Forums

Home / Forums

You need to log in to create posts and topics. Login · Register

Problem replacing first node after disk failure

In my test environment, I had a disk failure on my first node. I've replaced the drive, and installed PetaSAN to it, using the same IP address that this machine had originally.

When I try to join it to the cluster, it says "Alert: Error joining node to cluster" when I give the IP address of either remaining monitor nodes. Is there something I should be doing? This node was one of the three monitor nodes.

I understand you had a failure on your system disk. Since this is a management node, you need to choose "Replace Management Node" in the first step of the deployment wizard. You also need to give it the same hostname and ip address when installing via the installer.

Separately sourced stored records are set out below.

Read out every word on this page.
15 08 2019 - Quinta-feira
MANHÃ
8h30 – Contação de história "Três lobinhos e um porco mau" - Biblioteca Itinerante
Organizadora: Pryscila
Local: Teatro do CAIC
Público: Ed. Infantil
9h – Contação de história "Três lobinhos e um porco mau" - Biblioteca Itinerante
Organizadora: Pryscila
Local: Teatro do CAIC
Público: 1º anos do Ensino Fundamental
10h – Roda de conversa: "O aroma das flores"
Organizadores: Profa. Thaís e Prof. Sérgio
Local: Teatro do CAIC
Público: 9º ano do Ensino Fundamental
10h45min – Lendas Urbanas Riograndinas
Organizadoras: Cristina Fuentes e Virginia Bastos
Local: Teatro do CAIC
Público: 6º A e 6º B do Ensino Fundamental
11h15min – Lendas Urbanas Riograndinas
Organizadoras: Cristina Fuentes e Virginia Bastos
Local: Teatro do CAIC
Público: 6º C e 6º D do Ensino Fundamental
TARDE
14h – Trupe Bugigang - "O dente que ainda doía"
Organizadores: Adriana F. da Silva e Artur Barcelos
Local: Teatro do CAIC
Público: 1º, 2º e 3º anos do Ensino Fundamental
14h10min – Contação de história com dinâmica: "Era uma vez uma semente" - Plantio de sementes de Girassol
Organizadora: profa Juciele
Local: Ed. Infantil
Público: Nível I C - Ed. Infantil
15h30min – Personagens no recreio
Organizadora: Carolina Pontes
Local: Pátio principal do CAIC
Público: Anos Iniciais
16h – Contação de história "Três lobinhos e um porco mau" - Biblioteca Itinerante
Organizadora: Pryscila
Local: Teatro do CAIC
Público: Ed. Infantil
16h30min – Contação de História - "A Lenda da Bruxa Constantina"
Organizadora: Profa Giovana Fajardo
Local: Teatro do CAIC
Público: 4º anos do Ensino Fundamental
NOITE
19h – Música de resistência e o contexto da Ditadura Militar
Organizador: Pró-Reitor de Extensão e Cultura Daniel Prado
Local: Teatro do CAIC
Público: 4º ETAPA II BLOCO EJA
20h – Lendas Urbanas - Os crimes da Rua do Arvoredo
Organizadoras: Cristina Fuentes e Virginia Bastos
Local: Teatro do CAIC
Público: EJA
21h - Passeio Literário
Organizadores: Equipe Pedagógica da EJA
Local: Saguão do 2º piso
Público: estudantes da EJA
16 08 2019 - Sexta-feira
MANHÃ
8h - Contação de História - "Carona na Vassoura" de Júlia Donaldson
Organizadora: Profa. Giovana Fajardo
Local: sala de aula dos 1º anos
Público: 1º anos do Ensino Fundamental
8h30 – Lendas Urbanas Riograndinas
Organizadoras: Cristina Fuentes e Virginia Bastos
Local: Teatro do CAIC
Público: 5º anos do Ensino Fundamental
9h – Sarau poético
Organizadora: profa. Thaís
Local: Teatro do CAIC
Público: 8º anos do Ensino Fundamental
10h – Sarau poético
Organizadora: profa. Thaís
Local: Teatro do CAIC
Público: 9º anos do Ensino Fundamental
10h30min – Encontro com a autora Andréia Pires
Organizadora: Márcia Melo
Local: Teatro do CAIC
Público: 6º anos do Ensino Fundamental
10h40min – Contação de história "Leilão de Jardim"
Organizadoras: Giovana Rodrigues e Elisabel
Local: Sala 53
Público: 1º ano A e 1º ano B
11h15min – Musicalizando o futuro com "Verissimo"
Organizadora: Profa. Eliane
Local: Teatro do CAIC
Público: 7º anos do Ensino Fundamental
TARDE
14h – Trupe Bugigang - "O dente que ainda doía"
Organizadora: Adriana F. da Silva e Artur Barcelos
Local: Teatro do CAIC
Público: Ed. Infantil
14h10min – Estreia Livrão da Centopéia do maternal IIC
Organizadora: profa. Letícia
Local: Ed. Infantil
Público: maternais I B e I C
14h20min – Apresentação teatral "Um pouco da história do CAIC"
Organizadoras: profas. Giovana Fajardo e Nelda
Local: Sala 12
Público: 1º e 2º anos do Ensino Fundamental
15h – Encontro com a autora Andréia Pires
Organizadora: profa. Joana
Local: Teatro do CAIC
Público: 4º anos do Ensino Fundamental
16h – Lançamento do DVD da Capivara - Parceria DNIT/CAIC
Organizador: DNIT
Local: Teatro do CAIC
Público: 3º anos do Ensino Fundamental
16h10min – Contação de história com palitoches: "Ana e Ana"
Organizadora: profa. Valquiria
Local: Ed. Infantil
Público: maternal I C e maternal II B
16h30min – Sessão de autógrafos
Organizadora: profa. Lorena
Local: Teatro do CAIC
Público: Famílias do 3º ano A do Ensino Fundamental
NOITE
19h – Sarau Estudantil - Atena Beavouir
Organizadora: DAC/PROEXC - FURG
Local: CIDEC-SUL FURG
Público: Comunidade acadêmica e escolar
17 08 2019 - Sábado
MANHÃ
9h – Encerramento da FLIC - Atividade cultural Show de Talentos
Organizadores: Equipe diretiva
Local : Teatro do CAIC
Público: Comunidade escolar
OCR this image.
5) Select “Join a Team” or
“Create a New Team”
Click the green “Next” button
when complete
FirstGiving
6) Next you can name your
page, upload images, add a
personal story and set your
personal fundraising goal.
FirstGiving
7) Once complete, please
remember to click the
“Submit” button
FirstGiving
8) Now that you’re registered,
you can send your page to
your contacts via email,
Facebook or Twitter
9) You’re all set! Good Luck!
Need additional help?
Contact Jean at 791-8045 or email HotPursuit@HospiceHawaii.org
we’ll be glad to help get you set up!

Nodes beyond 3 can be deleted and added at will, nodes can be deleted from the node list and added to the cluster by choosing "Join existing Cluster".  But the first 3 nodes if they fail need to be "replaced" as soon as possible, they are the management nodes that contain the brain of the cluster (Ceph monitors,Consul Server, PetaSAN Management ), the cluster can tolerate 1 management node failure but not 2. Replacement nodes need to have the same hostname/ip since the Ceph monitors cannot have those changed.

Note some users prefer to install system disk on RAID1

Great support as always. Somehow I missed the 'replace management node' option.  When I tried it, it worked flawlessly.